Amanda Boyanowski-Morin

CICADA’S SIREN SONG

 

I circle trees clockwise late June till early September

searching for cicadas. Running my fingers on bark and plucking

exuviae off branches, placing them in my palm until it is full

and I transfer empty husks to a mason jar in my backpack.

 

I walk miles around neighborhood trees, waiting

to glimpse a nymph crawling up,

up to where it will cling

and split, a pastel adult hanging until it pumps its wings alive

with hemolymph to harden

body and wings, readying itself for flight.

 

While considering the incalculable odds to see one molt in a normal year

I have taken at least 73 home with me.

I have one that has died early in the process. It is unbalanced, stony.

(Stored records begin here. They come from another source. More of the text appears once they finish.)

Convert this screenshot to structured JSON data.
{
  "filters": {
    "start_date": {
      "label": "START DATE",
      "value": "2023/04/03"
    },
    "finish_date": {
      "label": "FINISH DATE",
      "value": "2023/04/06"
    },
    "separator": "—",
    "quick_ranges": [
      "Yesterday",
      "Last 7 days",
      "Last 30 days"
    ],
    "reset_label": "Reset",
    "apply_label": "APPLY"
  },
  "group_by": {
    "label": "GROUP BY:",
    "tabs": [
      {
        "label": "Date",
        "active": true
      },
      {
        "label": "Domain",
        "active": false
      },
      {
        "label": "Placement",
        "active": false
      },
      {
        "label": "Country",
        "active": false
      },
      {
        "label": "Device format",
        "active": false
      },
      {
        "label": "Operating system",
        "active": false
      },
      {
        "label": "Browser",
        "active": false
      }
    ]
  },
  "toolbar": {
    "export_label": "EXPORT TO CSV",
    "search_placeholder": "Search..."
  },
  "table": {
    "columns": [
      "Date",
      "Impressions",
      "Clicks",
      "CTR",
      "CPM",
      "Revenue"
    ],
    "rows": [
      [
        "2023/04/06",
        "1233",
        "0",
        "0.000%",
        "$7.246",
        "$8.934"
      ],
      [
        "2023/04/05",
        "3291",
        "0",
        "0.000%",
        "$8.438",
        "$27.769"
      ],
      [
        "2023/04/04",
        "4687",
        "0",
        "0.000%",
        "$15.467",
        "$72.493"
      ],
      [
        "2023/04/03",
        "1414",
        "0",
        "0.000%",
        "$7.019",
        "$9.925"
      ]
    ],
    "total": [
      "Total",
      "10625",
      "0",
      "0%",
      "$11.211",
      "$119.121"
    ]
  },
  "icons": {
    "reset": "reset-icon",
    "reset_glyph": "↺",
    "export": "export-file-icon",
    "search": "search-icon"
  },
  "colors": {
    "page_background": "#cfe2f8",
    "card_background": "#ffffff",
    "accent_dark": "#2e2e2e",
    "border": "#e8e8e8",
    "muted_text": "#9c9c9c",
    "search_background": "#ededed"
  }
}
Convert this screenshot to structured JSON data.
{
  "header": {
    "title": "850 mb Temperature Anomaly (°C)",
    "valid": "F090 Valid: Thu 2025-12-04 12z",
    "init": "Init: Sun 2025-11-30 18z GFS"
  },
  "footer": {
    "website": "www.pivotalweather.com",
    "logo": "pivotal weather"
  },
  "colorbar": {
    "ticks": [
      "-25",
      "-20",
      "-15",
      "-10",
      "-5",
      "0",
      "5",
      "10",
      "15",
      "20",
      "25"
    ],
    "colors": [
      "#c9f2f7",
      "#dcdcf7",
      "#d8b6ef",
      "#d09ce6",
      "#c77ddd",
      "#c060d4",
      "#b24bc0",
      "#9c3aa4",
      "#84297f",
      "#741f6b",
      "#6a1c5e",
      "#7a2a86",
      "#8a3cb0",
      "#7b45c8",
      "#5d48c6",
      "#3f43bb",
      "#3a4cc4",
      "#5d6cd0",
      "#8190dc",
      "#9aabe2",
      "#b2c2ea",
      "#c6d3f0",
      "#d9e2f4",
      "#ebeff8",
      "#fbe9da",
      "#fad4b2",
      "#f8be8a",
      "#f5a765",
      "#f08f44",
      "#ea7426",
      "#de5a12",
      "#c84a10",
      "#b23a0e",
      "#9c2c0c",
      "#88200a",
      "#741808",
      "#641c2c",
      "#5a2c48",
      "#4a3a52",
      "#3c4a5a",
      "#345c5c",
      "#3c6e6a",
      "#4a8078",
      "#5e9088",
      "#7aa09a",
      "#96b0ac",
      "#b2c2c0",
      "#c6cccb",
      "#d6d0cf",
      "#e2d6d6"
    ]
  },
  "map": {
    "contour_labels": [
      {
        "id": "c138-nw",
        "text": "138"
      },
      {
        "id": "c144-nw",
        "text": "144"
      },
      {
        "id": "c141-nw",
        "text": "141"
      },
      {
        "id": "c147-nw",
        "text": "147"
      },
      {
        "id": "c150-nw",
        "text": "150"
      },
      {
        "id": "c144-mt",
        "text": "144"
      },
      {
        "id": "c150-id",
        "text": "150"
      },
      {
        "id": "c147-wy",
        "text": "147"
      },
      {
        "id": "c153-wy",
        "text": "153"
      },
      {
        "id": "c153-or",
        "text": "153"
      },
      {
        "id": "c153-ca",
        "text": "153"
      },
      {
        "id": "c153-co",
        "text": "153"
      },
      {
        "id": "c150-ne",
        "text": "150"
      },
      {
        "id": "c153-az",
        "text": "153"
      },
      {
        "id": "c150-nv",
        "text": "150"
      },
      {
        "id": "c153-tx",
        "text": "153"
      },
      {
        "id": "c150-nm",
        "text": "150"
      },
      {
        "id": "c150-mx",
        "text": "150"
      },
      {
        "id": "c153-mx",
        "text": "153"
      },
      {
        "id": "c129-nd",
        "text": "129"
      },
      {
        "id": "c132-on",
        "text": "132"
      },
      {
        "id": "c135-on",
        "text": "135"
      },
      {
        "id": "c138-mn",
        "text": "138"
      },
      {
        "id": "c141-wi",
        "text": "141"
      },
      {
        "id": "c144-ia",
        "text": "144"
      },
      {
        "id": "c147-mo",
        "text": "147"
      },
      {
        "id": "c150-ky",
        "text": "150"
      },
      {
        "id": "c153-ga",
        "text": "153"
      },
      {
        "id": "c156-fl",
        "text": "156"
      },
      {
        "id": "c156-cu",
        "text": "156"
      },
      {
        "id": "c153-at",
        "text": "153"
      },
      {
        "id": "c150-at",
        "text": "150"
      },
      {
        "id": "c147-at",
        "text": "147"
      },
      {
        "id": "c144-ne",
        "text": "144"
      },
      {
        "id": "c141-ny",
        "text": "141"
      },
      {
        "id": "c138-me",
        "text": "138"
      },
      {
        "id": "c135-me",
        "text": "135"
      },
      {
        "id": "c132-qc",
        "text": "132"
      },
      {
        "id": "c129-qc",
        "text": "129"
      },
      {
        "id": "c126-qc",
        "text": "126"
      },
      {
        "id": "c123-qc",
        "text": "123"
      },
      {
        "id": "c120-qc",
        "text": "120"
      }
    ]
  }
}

Another that died right before emerging.

Out of respect for the dead

these are held separately from the others.

 

Sometimes I see the lichen green of a fresh wing, still curled at the tip

and I know I was close. I keep circling. 

 

On the day I saw a nymph climbing an Ash tree in a park I shook

as I called my husband

Bring my camera, camp stool, a flashlight and some water.

I’m not leaving until this is finished.

I stood on that canvas stool photographing through dusk.

My pelvis trembled and I fell, I caught myself with my right arm

in a knot and my shoulder gave a familiar dislocating pop.

I climbed back up.

This was the end of cicada season.

 

/

 

The thing is – if a cicada doesn’t make it through this complex transformation

it dies. Ideally, it goes from larvae to nymph to mind-blowing siren song of summer

whose tymbal can be heard to call its brood from a mile away. 

 

In just over an hour and a half I saw one living being recreate

itself into a completely unfamiliar and exquisite version of itself.

 

Am I feeling out the right soil temperature to transform?

It is fully dark now.

I pack up my things and leave. 

This molt I do not collect.


Amanda Boyanowski-Morin is a poet, parent, and partner living in Rhode Island. She can be found in the woods with her service dog, Rowan, or among the intertidal zone with a field guide. Amanda's work primarily focuses on the body and its connection with an ever-changing Anthropocene.